Workarounds for older versions:

1. Switch to using a Docker base image RHEL 8 or Debian.
2. Switch to using a remote PostgreSQL database.

On MetaDefender Core version 5.2.0 and later, OpenSSL 1.x has been replaced by OpenSSL 3.x within the product and its dependencies, including PostgreSQL and NGINX, to enhance security and address known vulnerabilities in OpenSSL 1.x.

However, NGINX's implementation of OpenSSL 3.x in MetaDefender Core enforces strong encryption by rejecting all weak cipher suites. It only accepts "HIGH" encryption cipher suites as defined by OpenSSL https://www.openssl.org/docs/man1.1.1/man1/ciphers.html. This means ciphers based on MD5 and SHA1 hashing are no longer supported.

Consequently, if you previously configured MetaDefender Core for HTTPS connections using a weak SSL cipher with your certificate, the service will not start due to NGINX's OpenSSL 3.x security enforcement.

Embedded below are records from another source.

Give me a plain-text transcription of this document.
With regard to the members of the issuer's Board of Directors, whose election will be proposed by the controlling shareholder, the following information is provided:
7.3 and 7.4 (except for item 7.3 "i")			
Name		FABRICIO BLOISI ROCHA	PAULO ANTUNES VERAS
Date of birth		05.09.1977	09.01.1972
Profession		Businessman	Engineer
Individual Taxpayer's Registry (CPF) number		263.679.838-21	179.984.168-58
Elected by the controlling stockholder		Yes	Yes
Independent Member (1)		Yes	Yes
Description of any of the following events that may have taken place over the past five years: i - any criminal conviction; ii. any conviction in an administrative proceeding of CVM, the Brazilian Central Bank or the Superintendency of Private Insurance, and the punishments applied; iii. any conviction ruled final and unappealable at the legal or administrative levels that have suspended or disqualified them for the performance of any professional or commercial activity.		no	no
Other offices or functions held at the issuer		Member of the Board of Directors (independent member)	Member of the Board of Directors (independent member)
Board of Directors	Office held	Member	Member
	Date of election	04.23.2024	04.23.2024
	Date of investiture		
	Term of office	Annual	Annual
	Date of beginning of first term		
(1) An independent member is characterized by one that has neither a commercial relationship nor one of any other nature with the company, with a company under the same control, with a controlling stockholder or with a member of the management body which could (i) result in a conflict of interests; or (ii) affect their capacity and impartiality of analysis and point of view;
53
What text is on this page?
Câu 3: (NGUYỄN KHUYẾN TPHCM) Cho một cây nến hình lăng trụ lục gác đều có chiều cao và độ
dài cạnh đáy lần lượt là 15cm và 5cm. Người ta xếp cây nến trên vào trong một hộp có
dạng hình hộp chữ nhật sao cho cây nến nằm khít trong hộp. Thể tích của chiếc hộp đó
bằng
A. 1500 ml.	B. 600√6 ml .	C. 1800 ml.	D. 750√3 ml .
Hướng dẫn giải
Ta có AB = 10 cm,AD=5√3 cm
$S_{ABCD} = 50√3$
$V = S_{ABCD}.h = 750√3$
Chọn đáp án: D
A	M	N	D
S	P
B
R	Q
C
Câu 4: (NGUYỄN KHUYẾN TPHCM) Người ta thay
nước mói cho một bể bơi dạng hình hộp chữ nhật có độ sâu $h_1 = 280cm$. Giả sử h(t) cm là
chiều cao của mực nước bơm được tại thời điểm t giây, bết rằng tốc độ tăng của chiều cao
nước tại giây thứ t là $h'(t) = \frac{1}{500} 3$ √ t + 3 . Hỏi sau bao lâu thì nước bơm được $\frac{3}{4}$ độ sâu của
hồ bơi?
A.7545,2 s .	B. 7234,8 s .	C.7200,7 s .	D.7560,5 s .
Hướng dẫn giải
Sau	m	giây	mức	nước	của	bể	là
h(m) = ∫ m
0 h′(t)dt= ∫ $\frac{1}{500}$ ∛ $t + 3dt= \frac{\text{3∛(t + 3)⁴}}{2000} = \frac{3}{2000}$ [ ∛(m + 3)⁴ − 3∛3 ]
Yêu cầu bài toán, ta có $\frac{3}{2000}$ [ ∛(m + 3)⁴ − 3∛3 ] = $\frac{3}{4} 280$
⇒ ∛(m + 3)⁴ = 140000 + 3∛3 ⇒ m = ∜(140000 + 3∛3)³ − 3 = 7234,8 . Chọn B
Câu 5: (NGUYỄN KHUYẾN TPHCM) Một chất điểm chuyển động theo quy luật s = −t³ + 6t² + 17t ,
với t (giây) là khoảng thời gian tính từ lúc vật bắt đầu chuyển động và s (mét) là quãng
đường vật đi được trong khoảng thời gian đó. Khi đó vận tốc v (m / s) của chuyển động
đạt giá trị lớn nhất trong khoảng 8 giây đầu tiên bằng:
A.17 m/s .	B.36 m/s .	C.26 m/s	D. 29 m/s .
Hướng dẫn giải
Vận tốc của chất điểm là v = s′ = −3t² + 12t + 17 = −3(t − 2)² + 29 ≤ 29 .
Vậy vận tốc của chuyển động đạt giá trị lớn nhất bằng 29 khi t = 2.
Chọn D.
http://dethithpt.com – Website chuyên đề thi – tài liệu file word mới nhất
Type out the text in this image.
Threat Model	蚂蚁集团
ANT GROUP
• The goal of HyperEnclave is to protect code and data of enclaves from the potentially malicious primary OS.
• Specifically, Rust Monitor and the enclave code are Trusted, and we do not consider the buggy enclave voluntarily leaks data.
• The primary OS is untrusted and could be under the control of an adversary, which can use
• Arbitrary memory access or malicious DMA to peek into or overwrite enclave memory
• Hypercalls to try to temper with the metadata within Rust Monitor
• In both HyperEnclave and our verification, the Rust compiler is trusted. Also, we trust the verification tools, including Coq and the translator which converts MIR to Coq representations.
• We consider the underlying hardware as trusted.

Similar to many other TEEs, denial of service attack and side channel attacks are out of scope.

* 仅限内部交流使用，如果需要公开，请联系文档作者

To prevent and remediate the issue before upgrading MetaDefender Core, please refer to the following resources: HTTPS Failure on MetaDefender Core 5.2.0 (or newer).

This issue affected MetaDefender Core (MD Core) version 5.15.0 and earlier and is enhanced starting from version 5.15.1.

TCP socket port exhaustion might be triggered by other applications; for example, MetaDefender KIOSK v4.7.6.3514 (fixed in later releases).

Consequently, MD Core may behave abnormally, corrupt its Workflow Configuration, and fail to restart.

This issue affects MetaDefender Core versions 5.17.0 and 5.17.1.

Workflow configuration from OPSWAT Central Management will fail to synchronize to MetaDefender Core (MD Core) once a new Workflow template is created.

To restore normal synchronization, the newly created Workflow template must be deleted.

As a workaround for creating new templates on these affected MD Core versions, the Clone Workflow Template feature can be used as an alternative.